Like Sampras at the same point in 1997, Federer had won the Australian Open, but not won any all of the year’s Master Series events. Sampras had won two second tier events on faster surfaces and Federer one, but unlike Sampras, Fed had reached the finals of a clay-court Master’s Series event in Monte Carlo.
Both would win Wimbledon, an assorted pair of Master’s titles and the year-end championships. A key difference is that, unlike Sampras, Federer reached the finals of Roland Garros and won the U.S. Open. He won three majors to Sampras’ two, and yet ’97 is considered one of the Pistol’s best seasons, whereas ’07 was a slightly off year for the Fed.
Sampras, for all his greatness, never created a standard that high. Sampras never won three majors in a season. Even in 2005, when Federer “only” won two, he still put up a win-loss record of 81-4, which was the best winning percentage of anyone since John McEnroe in 1984.
At the time, calling Fed the best player in the world didn’t seem to be enough: It was simply ludicrous to believe that there was anyone better than him. Only on clay, and only against Rafael Nadal was it reasonable to expect Federer to lose, and even then the polls at Tennis.com put them at about even.

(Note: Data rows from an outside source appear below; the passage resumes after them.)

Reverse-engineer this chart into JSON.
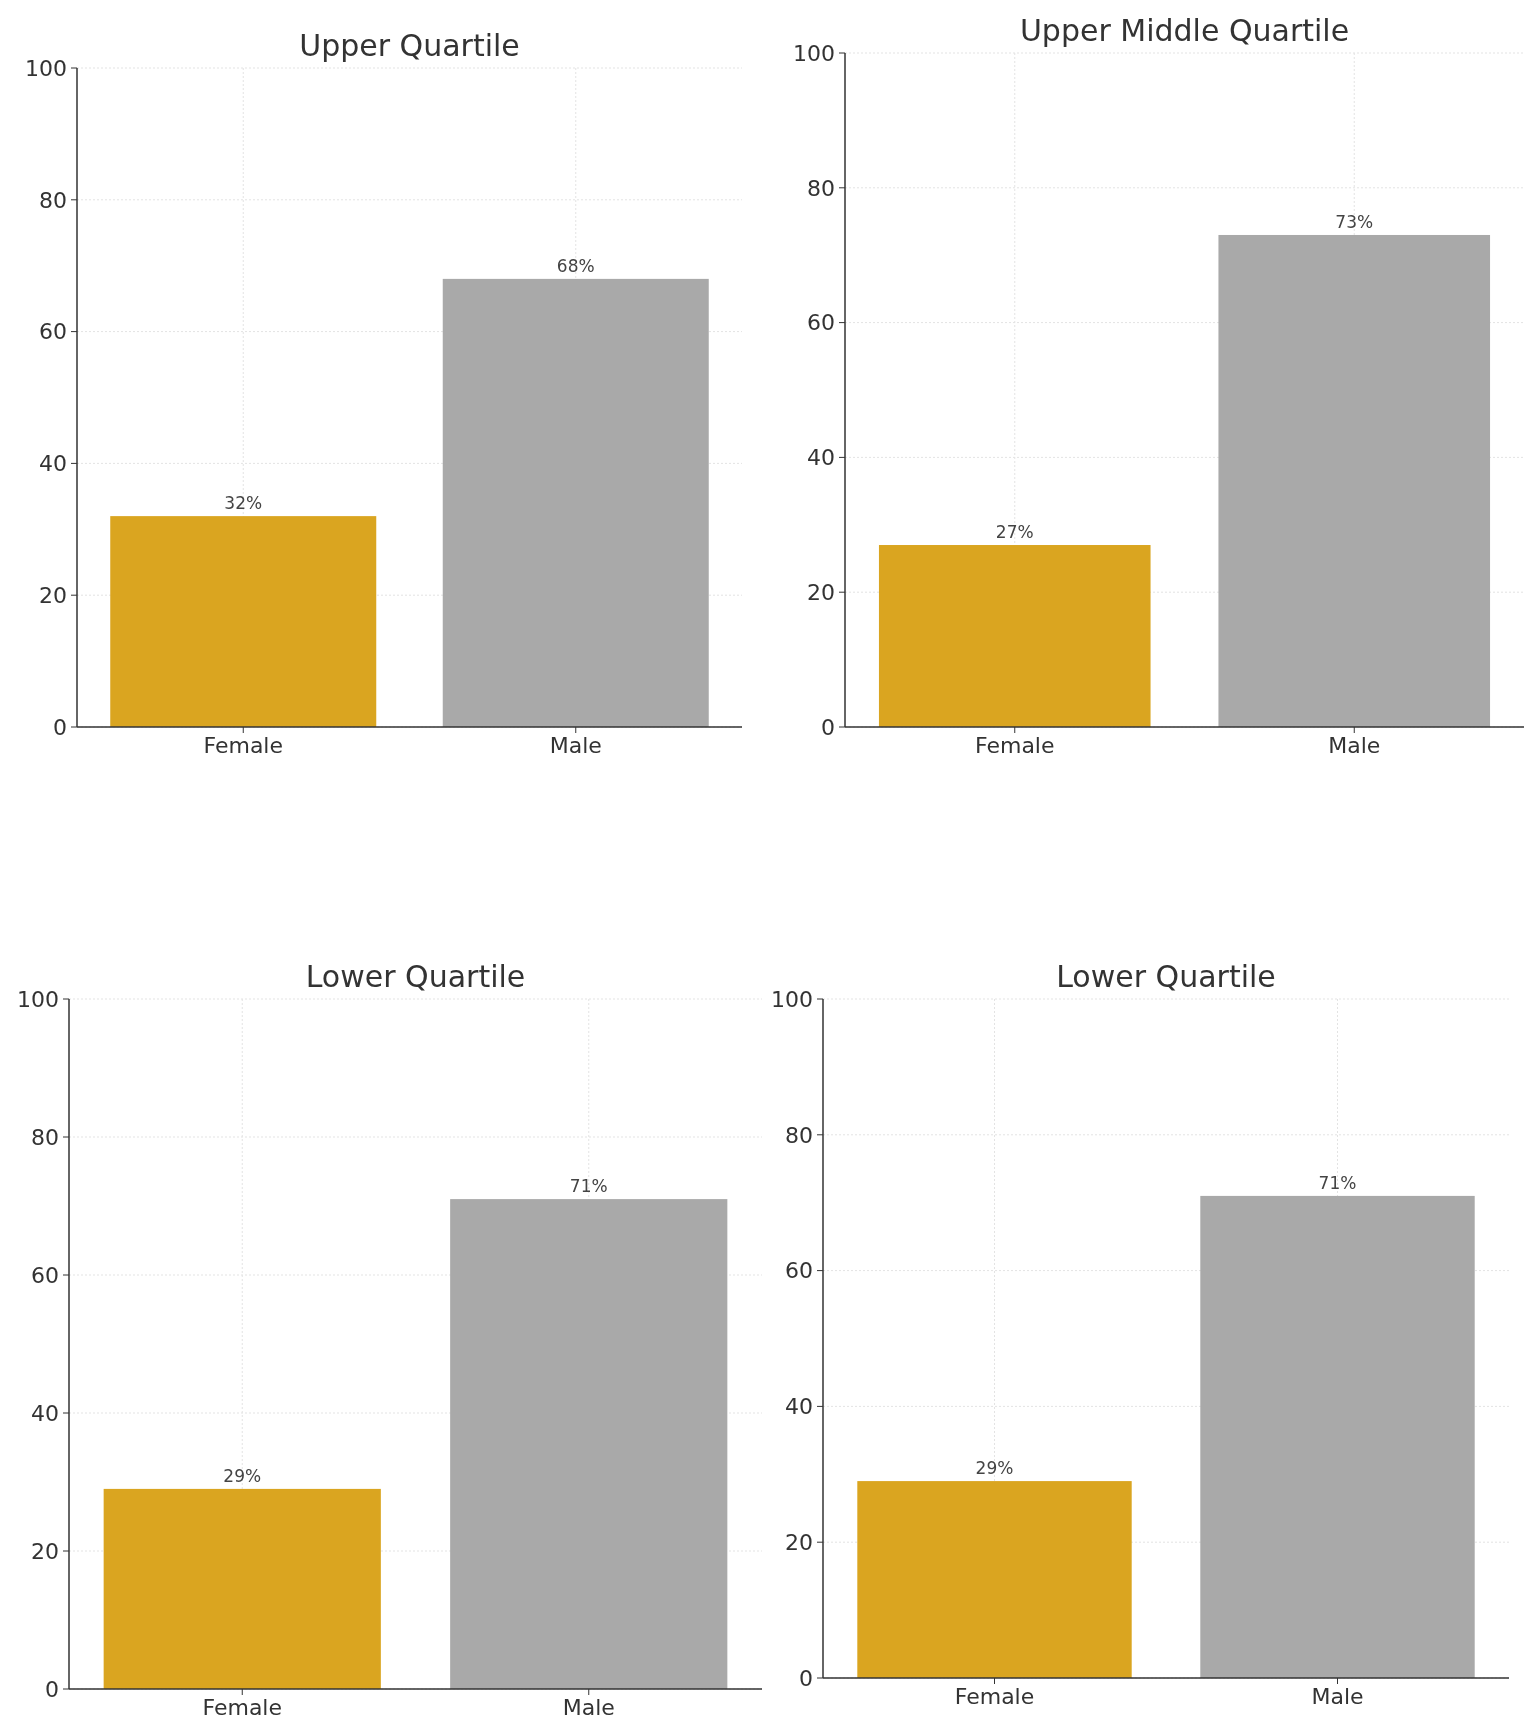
{
  "chart_data": [
    {
      "type": "bar",
      "title": "Upper Quartile",
      "categories": [
        "Female",
        "Male"
      ],
      "values": [
        32,
        68
      ],
      "colors": [
        "#daa520",
        "#a9a9a9"
      ],
      "value_labels": [
        "32%",
        "68%"
      ],
      "ylim": [
        0,
        100
      ],
      "yticks": [
        0,
        20,
        40,
        60,
        80,
        100
      ],
      "grid": true
    },
    {
      "type": "bar",
      "title": "Upper Middle Quartile",
      "categories": [
        "Female",
        "Male"
      ],
      "values": [
        27,
        73
      ],
      "colors": [
        "#daa520",
        "#a9a9a9"
      ],
      "value_labels": [
        "27%",
        "73%"
      ],
      "ylim": [
        0,
        100
      ],
      "yticks": [
        0,
        20,
        40,
        60,
        80,
        100
      ],
      "grid": true
    },
    {
      "type": "bar",
      "title": "Lower Quartile",
      "categories": [
        "Female",
        "Male"
      ],
      "values": [
        29,
        71
      ],
      "colors": [
        "#daa520",
        "#a9a9a9"
      ],
      "value_labels": [
        "29%",
        "71%"
      ],
      "ylim": [
        0,
        100
      ],
      "yticks": [
        0,
        20,
        40,
        60,
        80,
        100
      ],
      "grid": true
    },
    {
      "type": "bar",
      "title": "Lower Quartile",
      "categories": [
        "Female",
        "Male"
      ],
      "values": [
        29,
        71
      ],
      "colors": [
        "#daa520",
        "#a9a9a9"
      ],
      "value_labels": [
        "29%",
        "71%"
      ],
      "ylim": [
        0,
        100
      ],
      "yticks": [
        0,
        20,
        40,
        60,
        80,
        100
      ],
      "grid": true
    }
  ]
}
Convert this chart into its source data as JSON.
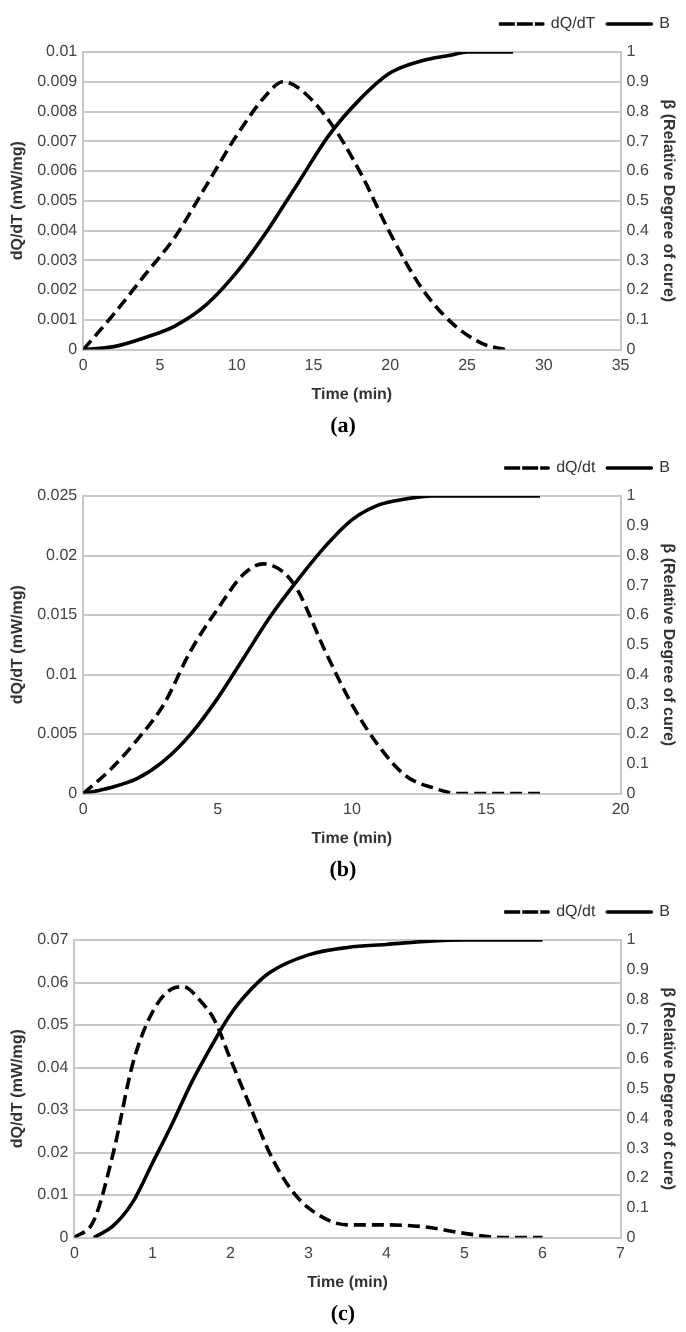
{
  "chart_data": [
    {
      "type": "line",
      "xlabel": "Time (min)",
      "ylabel": "dQ/dT (mW/mg)",
      "y2label": "β (Relative Degree of cure)",
      "annotations": [
        "(a)"
      ],
      "xlim": [
        0,
        35
      ],
      "xticks": [
        0,
        5,
        10,
        15,
        20,
        25,
        30,
        35
      ],
      "ylim": [
        0,
        0.01
      ],
      "yticks": [
        0,
        0.001,
        0.002,
        0.003,
        0.004,
        0.005,
        0.006,
        0.007,
        0.008,
        0.009,
        0.01
      ],
      "y2lim": [
        0,
        1
      ],
      "y2ticks": [
        0,
        0.1,
        0.2,
        0.3,
        0.4,
        0.5,
        0.6,
        0.7,
        0.8,
        0.9,
        1
      ],
      "grid": "y",
      "legend": "top right",
      "marker": "none",
      "series": [
        {
          "name": "dQ/dT",
          "color": "#000000",
          "line_style": "dashed",
          "x": [
            0,
            2,
            4,
            6,
            8,
            10,
            12,
            13,
            14,
            16,
            18,
            20,
            22,
            24,
            26,
            27.5
          ],
          "values": [
            0,
            0.0012,
            0.0025,
            0.0038,
            0.0055,
            0.0072,
            0.0086,
            0.009,
            0.0088,
            0.0077,
            0.006,
            0.0039,
            0.0021,
            0.0009,
            0.0002,
            0
          ]
        },
        {
          "name": "B",
          "color": "#000000",
          "line_style": "solid",
          "axis": "y2",
          "x": [
            0,
            2,
            4,
            6,
            8,
            10,
            12,
            13,
            14,
            16,
            18,
            20,
            22,
            24,
            25,
            28
          ],
          "values": [
            0,
            0.01,
            0.04,
            0.08,
            0.15,
            0.26,
            0.4,
            0.48,
            0.56,
            0.72,
            0.84,
            0.93,
            0.97,
            0.99,
            1,
            1
          ]
        }
      ]
    },
    {
      "type": "line",
      "xlabel": "Time (min)",
      "ylabel": "dQ/dT (mW/mg)",
      "y2label": "β (Relative Degree of cure)",
      "annotations": [
        "(b)"
      ],
      "xlim": [
        0,
        20
      ],
      "xticks": [
        0,
        5,
        10,
        15,
        20
      ],
      "ylim": [
        0,
        0.025
      ],
      "yticks": [
        0,
        0.005,
        0.01,
        0.015,
        0.02,
        0.025
      ],
      "y2lim": [
        0,
        1
      ],
      "y2ticks": [
        0,
        0.1,
        0.2,
        0.3,
        0.4,
        0.5,
        0.6,
        0.7,
        0.8,
        0.9,
        1
      ],
      "grid": "y",
      "legend": "top right",
      "marker": "none",
      "series": [
        {
          "name": "dQ/dt",
          "color": "#000000",
          "line_style": "dashed",
          "x": [
            0,
            1,
            2,
            3,
            4,
            5,
            6,
            6.7,
            7.5,
            8,
            9,
            10,
            11,
            12,
            13,
            14,
            17
          ],
          "values": [
            0,
            0.002,
            0.0045,
            0.0075,
            0.012,
            0.0155,
            0.0185,
            0.0193,
            0.0185,
            0.017,
            0.012,
            0.0075,
            0.004,
            0.0015,
            0.0005,
            0,
            0
          ]
        },
        {
          "name": "B",
          "color": "#000000",
          "line_style": "solid",
          "axis": "y2",
          "x": [
            0,
            1,
            2,
            3,
            4,
            5,
            6,
            7,
            8,
            9,
            10,
            11,
            12,
            13,
            17
          ],
          "values": [
            0,
            0.02,
            0.05,
            0.11,
            0.2,
            0.32,
            0.46,
            0.6,
            0.72,
            0.83,
            0.92,
            0.97,
            0.99,
            1,
            1
          ]
        }
      ]
    },
    {
      "type": "line",
      "xlabel": "Time (min)",
      "ylabel": "dQ/dT (mW/mg)",
      "y2label": "β (Relative Degree of cure)",
      "annotations": [
        "(c)"
      ],
      "xlim": [
        0,
        7
      ],
      "xticks": [
        0,
        1,
        2,
        3,
        4,
        5,
        6,
        7
      ],
      "ylim": [
        0,
        0.07
      ],
      "yticks": [
        0,
        0.01,
        0.02,
        0.03,
        0.04,
        0.05,
        0.06,
        0.07
      ],
      "y2lim": [
        0,
        1
      ],
      "y2ticks": [
        0,
        0.1,
        0.2,
        0.3,
        0.4,
        0.5,
        0.6,
        0.7,
        0.8,
        0.9,
        1
      ],
      "grid": "y",
      "legend": "top right",
      "marker": "none",
      "series": [
        {
          "name": "dQ/dt",
          "color": "#000000",
          "line_style": "dashed",
          "x": [
            0,
            0.25,
            0.5,
            0.75,
            1,
            1.25,
            1.4,
            1.6,
            1.8,
            2,
            2.25,
            2.5,
            2.75,
            3,
            3.5,
            4,
            4.5,
            5,
            5.5,
            6
          ],
          "values": [
            0,
            0.004,
            0.02,
            0.041,
            0.053,
            0.0585,
            0.059,
            0.056,
            0.051,
            0.042,
            0.031,
            0.02,
            0.012,
            0.007,
            0.003,
            0.003,
            0.0025,
            0.001,
            0,
            0
          ]
        },
        {
          "name": "B",
          "color": "#000000",
          "line_style": "solid",
          "axis": "y2",
          "x": [
            0.25,
            0.5,
            0.75,
            1,
            1.25,
            1.5,
            1.75,
            2,
            2.25,
            2.5,
            3,
            3.5,
            4,
            4.5,
            5,
            6
          ],
          "values": [
            0,
            0.04,
            0.12,
            0.25,
            0.38,
            0.52,
            0.64,
            0.75,
            0.83,
            0.89,
            0.95,
            0.975,
            0.985,
            0.995,
            1,
            1
          ]
        }
      ]
    }
  ]
}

A couple of things changed in 2008. Mainly, he was beaten by Novak Djokovic in Australia and Rafael Nadal at Wimbledon. One can hardly blame him for falling to a rapidly rising star like Djokovic, especially after an illness as severe as mono, or for losing an epic 9-7 final against Nadal, who finished the year No. 1.
However, those results seemed to put Fed in freefall, hitting many of the rungs he scaled over earlier in his career. After Miami, Andy Roddick could say that nobody, nobody beats him 16 out of 17 times.
After Indian Wells, Mardy Fish got some revenge for all the “Federer reels in Fish” headlines published at Yahoo Sports in the last five years. At the Olympics, James Blake improved his batting average against Fed from .000 to .111.